Today’s game marked Ben Roethlisberger’s 220th game in the NFL for the Pittsburgh Steelers, trying Mike Webster for the most in team history. His 218 starts continue to extend his own team record. While he has a long way to go in terms of NFL history in this area, however, he climbed the leader boards in key passing stats, passing Eli Manning for positioning on multiple records.
Roethlisberger entered today’s game with 366 passing touchdowns and 56,774 passing yards for his career. He finished the game completing 29 of 41 pass attempts for 311 yards and two touchdowns, leaving him with 368 career passing touchdowns and now 57,085 passing yards.
Both numbers saw him pass Manning, who was the first-overall pick in the 2004 NFL Draft, and who retired after the 2019 season.

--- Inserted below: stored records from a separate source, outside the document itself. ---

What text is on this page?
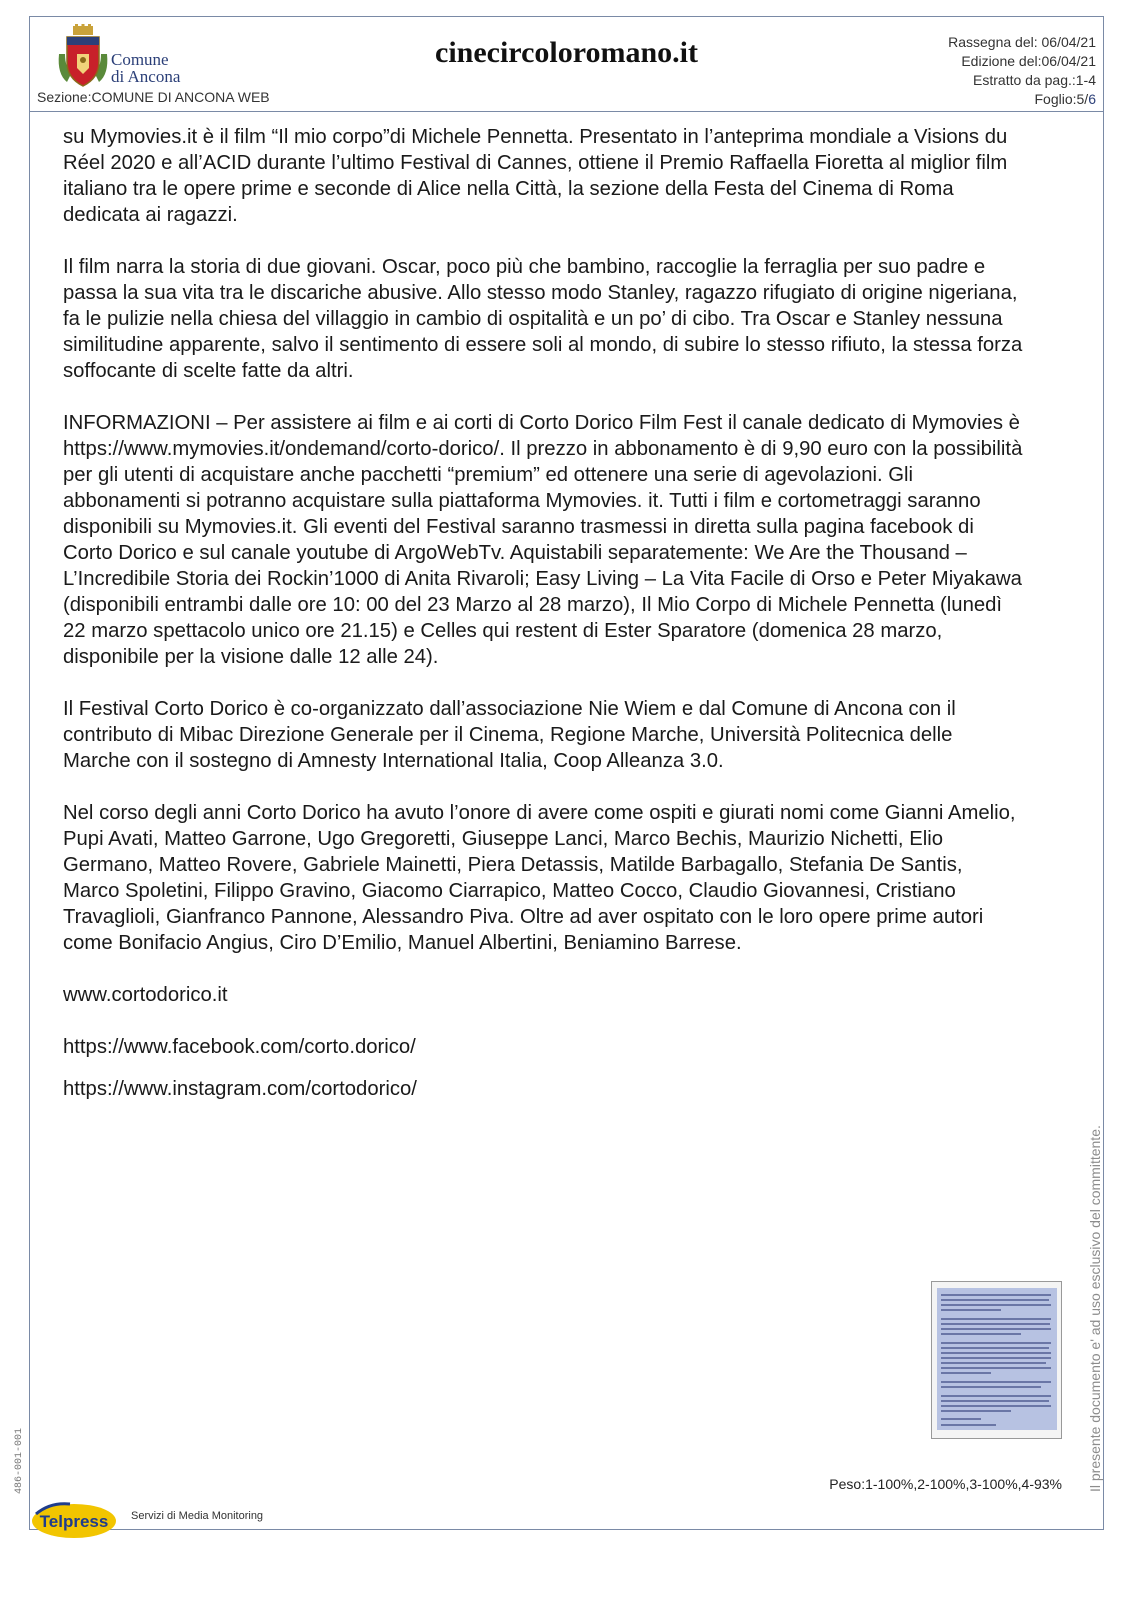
Comune
di Ancona
Sezione:COMUNE DI ANCONA WEB
cinecircoloromano.it	Rassegna del: 06/04/21
Edizione del:06/04/21
Estratto da pag.:1-4
Foglio:5/6

su Mymovies.it è il film “Il mio corpo”di Michele Pennetta. Presentato in l’anteprima mondiale a Visions du Réel 2020 e all’ACID durante l’ultimo Festival di Cannes, ottiene il Premio Raffaella Fioretta al miglior film italiano tra le opere prime e seconde di Alice nella Città, la sezione della Festa del Cinema di Roma dedicata ai ragazzi.

Il film narra la storia di due giovani. Oscar, poco più che bambino, raccoglie la ferraglia per suo padre e passa la sua vita tra le discariche abusive. Allo stesso modo Stanley, ragazzo rifugiato di origine nigeriana, fa le pulizie nella chiesa del villaggio in cambio di ospitalità e un po’ di cibo. Tra Oscar e Stanley nessuna similitudine apparente, salvo il sentimento di essere soli al mondo, di subire lo stesso rifiuto, la stessa forza soffocante di scelte fatte da altri.

INFORMAZIONI – Per assistere ai film e ai corti di Corto Dorico Film Fest il canale dedicato di Mymovies è https://www.mymovies.it/ondemand/corto-dorico/. Il prezzo in abbonamento è di 9,90 euro con la possibilità per gli utenti di acquistare anche pacchetti “premium” ed ottenere una serie di agevolazioni. Gli abbonamenti si potranno acquistare sulla piattaforma Mymovies. it. Tutti i film e cortometraggi saranno disponibili su Mymovies.it. Gli eventi del Festival saranno trasmessi in diretta sulla pagina facebook di Corto Dorico e sul canale youtube di ArgoWebTv. Aquistabili separatemente: We Are the Thousand – L’Incredibile Storia dei Rockin’1000 di Anita Rivaroli; Easy Living – La Vita Facile di Orso e Peter Miyakawa (disponibili entrambi dalle ore 10: 00 del 23 Marzo al 28 marzo), Il Mio Corpo di Michele Pennetta (lunedì 22 marzo spettacolo unico ore 21.15) e Celles qui restent di Ester Sparatore (domenica 28 marzo, disponibile per la visione dalle 12 alle 24).

Il Festival Corto Dorico è co-organizzato dall’associazione Nie Wiem e dal Comune di Ancona con il contributo di Mibac Direzione Generale per il Cinema, Regione Marche, Università Politecnica delle Marche con il sostegno di Amnesty International Italia, Coop Alleanza 3.0.

Nel corso degli anni Corto Dorico ha avuto l’onore di avere come ospiti e giurati nomi come Gianni Amelio, Pupi Avati, Matteo Garrone, Ugo Gregoretti, Giuseppe Lanci, Marco Bechis, Maurizio Nichetti, Elio Germano, Matteo Rovere, Gabriele Mainetti, Piera Detassis, Matilde Barbagallo, Stefania De Santis, Marco Spoletini, Filippo Gravino, Giacomo Ciarrapico, Matteo Cocco, Claudio Giovannesi, Cristiano Travaglioli, Gianfranco Pannone, Alessandro Piva. Oltre ad aver ospitato con le loro opere prime autori come Bonifacio Angius, Ciro D’Emilio, Manuel Albertini, Beniamino Barrese.

www.cortodorico.it

https://www.facebook.com/corto.dorico/

https://www.instagram.com/cortodorico/

Peso:1-100%,2-100%,3-100%,4-93% Il presente documento e' ad uso esclusivo del committente.
486-001-001
Telpress Servizi di Media Monitoring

He is now seventh all-time in passing yards and eighth in passing touchdowns. Aaron Rodgers entered the day with 368 passing touchdowns, but finished his game with two, so remains in front of Big Ben.
Ben Roethlisberger has passed Eli Manning for 7th most career passing yards in NFL history! pic.twitter.com/zxmYQswL4c
— Pittsburgh Steelers (@steelers) September 20, 2020
In fact, four of the seven players in NFL history who have thrown more touchdown passes than him are moving targets. Tom Brady and Drew Brees are well out of reach unless he plans on playing into his 50s, as both have more than 540. Rodgers, as mentioned, now has 370, while Philip Rivers has 399.

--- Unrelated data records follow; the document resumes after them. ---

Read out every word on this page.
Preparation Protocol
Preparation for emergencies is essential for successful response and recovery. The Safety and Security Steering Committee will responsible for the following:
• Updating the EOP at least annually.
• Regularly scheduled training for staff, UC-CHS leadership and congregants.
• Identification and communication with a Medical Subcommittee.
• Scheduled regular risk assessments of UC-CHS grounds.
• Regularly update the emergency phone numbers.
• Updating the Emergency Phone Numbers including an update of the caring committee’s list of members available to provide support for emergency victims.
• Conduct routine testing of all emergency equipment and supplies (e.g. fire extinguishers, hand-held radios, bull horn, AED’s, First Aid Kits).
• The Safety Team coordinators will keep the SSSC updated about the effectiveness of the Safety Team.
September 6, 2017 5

The only target he really even has a shot of hitting this year is surpassing Rodgers, but they would likely at best flip-flop back and forth with each other. Ahead of Rivers is Dan Marino with 420 passing touchdowns, an unrealistic milestone for 2020.

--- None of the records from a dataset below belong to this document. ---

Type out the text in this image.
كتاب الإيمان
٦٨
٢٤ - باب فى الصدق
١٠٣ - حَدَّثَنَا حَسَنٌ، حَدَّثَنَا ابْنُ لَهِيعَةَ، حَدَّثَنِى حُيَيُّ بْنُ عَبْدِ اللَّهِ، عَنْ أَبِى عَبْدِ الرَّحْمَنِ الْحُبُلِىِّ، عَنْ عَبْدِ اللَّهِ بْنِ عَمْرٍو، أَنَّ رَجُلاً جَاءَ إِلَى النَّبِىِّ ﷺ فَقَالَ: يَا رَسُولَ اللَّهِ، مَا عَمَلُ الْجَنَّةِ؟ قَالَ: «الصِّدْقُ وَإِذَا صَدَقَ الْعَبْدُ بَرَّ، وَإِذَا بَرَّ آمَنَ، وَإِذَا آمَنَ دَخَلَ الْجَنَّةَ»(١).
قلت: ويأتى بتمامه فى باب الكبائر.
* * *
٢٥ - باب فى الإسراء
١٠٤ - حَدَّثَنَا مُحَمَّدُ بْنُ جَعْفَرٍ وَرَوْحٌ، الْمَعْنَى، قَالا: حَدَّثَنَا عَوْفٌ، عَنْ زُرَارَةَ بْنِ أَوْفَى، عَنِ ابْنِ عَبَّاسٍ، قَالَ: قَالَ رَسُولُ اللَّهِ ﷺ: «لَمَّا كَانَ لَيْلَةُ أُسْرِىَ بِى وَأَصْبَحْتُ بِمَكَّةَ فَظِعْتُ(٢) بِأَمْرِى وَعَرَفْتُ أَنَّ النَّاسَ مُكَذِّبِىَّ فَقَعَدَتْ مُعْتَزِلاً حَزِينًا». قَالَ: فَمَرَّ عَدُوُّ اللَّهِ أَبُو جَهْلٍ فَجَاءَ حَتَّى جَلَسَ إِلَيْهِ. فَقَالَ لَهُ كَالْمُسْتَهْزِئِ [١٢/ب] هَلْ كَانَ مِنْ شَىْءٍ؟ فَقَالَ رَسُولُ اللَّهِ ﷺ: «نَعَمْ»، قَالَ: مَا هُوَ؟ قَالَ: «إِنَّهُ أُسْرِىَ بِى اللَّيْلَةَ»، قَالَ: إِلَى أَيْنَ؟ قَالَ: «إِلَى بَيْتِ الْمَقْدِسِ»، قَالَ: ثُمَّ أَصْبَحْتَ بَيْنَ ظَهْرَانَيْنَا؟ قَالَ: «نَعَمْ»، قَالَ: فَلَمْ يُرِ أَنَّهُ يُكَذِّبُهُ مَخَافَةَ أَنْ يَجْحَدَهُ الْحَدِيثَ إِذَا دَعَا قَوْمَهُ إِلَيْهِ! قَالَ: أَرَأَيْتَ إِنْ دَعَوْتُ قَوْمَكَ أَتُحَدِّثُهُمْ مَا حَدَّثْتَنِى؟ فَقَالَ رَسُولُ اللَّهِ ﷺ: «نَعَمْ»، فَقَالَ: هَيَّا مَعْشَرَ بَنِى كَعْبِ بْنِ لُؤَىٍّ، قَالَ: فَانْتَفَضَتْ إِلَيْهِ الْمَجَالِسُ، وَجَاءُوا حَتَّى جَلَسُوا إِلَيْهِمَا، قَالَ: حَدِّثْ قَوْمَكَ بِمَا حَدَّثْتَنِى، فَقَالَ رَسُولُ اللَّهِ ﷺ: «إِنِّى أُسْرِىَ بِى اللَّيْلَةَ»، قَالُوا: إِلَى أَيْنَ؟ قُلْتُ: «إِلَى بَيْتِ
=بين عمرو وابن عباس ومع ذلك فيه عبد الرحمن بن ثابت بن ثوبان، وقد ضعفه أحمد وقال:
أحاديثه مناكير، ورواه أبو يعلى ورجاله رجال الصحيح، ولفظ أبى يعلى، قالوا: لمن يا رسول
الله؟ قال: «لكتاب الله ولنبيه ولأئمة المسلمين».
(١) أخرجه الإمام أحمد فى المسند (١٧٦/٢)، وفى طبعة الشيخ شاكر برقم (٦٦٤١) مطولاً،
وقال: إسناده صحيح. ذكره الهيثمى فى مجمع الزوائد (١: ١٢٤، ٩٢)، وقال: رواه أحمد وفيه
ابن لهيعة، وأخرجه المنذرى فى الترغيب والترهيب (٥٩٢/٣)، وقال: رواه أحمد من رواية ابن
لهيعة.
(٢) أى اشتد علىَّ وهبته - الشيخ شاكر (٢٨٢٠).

In terms of passing yards, that one would be awfully difficult to manage as well, as, again, his next nearest mark is a moving target. Rivers has 59,848 passing yards after today’s game, nearly 3000 yards ahead of Roethlisberger. And Marino’s 61,361 yards are 4276 more than where Roethlisberger is with 14 games to play.
That’s not an impossibility—he has thrown for over 4900 yards in a season twice, including 5129 yards as recently as 2018—but it’s not easy to do. He is currently on pace for 4320 passing yards this season, averaging 270 yards per game over the first two weeks.
Needless to say, Roethlisberger has long surpassed Terry Bradshaw in these categories. Bradshaw finished his career with 27,989 passing yards and 212 touchdowns. Big Ben is still closing in on his 210 interceptions, however, now with 192 after the one he threw today (and he nearly threw two).
Kordell Stewart, Neil O’Donnell, and Bubby Brister are the only other quarterbacks with at least 10,000 career passing yards. Stewart’s 70 passing touchdowns are third-most. In other words, outside of Big Ben and Bradshaw, which admittedly accounts for getting near 30 decades over the past 50 years, they haven’t had much under center.